Housing Accelerator Fund changes will be difficult, but are needed.

(This Opinion Piece was originally published in the Halifax Chronicle Herald Jan. 25, 2024)

That Halifax is in a housing crisis is not news.

Many people are struggling with high rents, high mortgage payments and watching more of their hard-earned dollars go toward keeping roofs over their heads. Many of us know about, and see, the worst end result of the crisis: Haligonians living in tents, in shelters and on couches. If we want to fix this — and I hear daily that we do — we need change. We cannot embrace NIMBYism at the expense of newcomers, young people and downsizing seniors, nor anyone else struggling to find a place to live.

The change is going to happen in every backyard. And it must move at whiplash speed. Halifax’s population has unexpectedly grown by 10 per cent in since 2021, with no signs of slowing.

And that 10 per cent is just where we need to play catch-up.

We need to come to terms with — and plan for — every neighbourhood, community, and district doubling its population, even though that growth will take place over decades. We hope.

Today, Haligonians are being asked to give feedback on the new proposal for significant changes to HRM’s land use rules.
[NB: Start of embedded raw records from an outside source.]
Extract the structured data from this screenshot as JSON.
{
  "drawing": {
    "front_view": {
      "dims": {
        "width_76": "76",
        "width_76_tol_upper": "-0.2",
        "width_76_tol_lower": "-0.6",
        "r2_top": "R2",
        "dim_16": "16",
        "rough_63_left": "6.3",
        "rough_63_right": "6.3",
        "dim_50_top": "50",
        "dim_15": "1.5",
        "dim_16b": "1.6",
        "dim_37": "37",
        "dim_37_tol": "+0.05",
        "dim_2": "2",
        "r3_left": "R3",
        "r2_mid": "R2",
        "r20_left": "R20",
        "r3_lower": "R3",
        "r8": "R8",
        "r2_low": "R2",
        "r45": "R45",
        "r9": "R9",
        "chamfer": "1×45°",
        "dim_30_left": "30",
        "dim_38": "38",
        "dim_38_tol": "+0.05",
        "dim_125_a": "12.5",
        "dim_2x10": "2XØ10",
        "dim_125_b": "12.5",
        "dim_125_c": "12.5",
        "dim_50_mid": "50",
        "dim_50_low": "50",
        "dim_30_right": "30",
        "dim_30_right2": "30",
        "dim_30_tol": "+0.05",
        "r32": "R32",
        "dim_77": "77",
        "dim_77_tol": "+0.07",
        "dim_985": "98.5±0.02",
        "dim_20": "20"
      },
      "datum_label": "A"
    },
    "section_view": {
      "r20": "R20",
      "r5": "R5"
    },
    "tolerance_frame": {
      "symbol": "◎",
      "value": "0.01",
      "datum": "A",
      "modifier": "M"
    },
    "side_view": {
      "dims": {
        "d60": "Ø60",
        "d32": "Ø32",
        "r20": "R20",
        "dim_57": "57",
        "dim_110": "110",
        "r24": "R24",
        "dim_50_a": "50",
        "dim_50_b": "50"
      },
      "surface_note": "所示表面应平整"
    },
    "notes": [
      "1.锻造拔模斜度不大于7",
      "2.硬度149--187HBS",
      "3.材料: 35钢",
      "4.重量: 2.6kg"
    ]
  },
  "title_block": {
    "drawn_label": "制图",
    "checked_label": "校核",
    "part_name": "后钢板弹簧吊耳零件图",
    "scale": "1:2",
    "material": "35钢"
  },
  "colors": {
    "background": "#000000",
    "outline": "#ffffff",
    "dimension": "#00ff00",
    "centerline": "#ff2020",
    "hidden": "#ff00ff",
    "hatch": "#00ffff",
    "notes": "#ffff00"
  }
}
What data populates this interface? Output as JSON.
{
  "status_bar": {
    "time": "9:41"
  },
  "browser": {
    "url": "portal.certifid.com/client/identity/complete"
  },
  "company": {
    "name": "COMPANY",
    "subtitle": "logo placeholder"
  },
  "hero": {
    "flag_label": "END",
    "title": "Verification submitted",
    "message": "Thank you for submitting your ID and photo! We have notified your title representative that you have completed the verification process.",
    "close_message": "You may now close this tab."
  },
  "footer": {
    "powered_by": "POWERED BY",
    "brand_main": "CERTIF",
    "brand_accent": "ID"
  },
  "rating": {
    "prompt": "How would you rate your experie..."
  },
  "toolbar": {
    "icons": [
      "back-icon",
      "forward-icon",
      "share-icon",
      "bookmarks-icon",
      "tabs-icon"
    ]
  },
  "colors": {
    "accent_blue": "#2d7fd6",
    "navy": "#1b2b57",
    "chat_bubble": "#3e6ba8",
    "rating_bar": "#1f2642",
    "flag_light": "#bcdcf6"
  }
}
I know, I know: land use sounds boring. It’s not flashy. It sounds like it can’t possibly help — can’t possibly be a momentous enough tool for digging us out of the dire straits our housing is in. But land use regulation is foundational. And make no mistake: the proposed changes are big. They build on the paradigm shift for land use in Halifax started with the Centre Plan and accelerate similar needed changes in the suburbs.

Of course, there are many contributors to the housing crisis in addition to our without-warning population boom, most notably a lack of skilled labour, the rising cost of construction and high interest rates. But we must make certain that land-use rules don’t needlessly get in the way of good housing.

My council motion of July 2023 started HRM on a review of the Centre Plan, with an aim to encourage more units and incentivise conversions from single family homes to multi-units. By the end of September the Federal and Provincial governments were asking for the same thing, and more.

We need this.

We need more residents in community centres — bigger buildings on main streets in suburbs and on other main transit corridors. We need “missing middle” housing on arteries that connect to those centres. We need more units in what have traditionally been single-family-home neighbourhoods.

We need this now. We need it yesterday.

But we must — must — make sure we don’t throw away what makes Halifax special. That’s why public input is essential.

When I made that motion last July, my council colleagues agreed and we directed the updates to begin. Staff worked speedily; the proposals were ready in an amazingly fast three-month turnaround. The feds were on the same page, and in September, Minister Fraser wrote to HRM requesting more aggressive changes to our plans, both in the regional centre and all of the suburbs. The province agreed, too, supporting similar changes.

Rarely does this alignment of three orders of government take place.

But, then, rarely have we been in such a crisis.

Halifax still needs our federal and provincial partners to come to the table with multi-year funding for the huge amount of infrastructure — from water, to roads, to trails, to buses and ferries — this growth will require. But the immediate work for all of us, now, is to go through the proposed land-use changes with a fine-tooth comb, to bring forward concerns, address and eliminate problems and help the proposal do what it’s intended to do: help ease Halifax’s spiralling housing crisis, and help set up the city to flourish.

Everyone who cares about Halifax’s future should care about this. The only way we can ensure an equitable, liveable, beautiful, prosperous city that has housing options for all is if we pitch in together now. The status quo is not an option.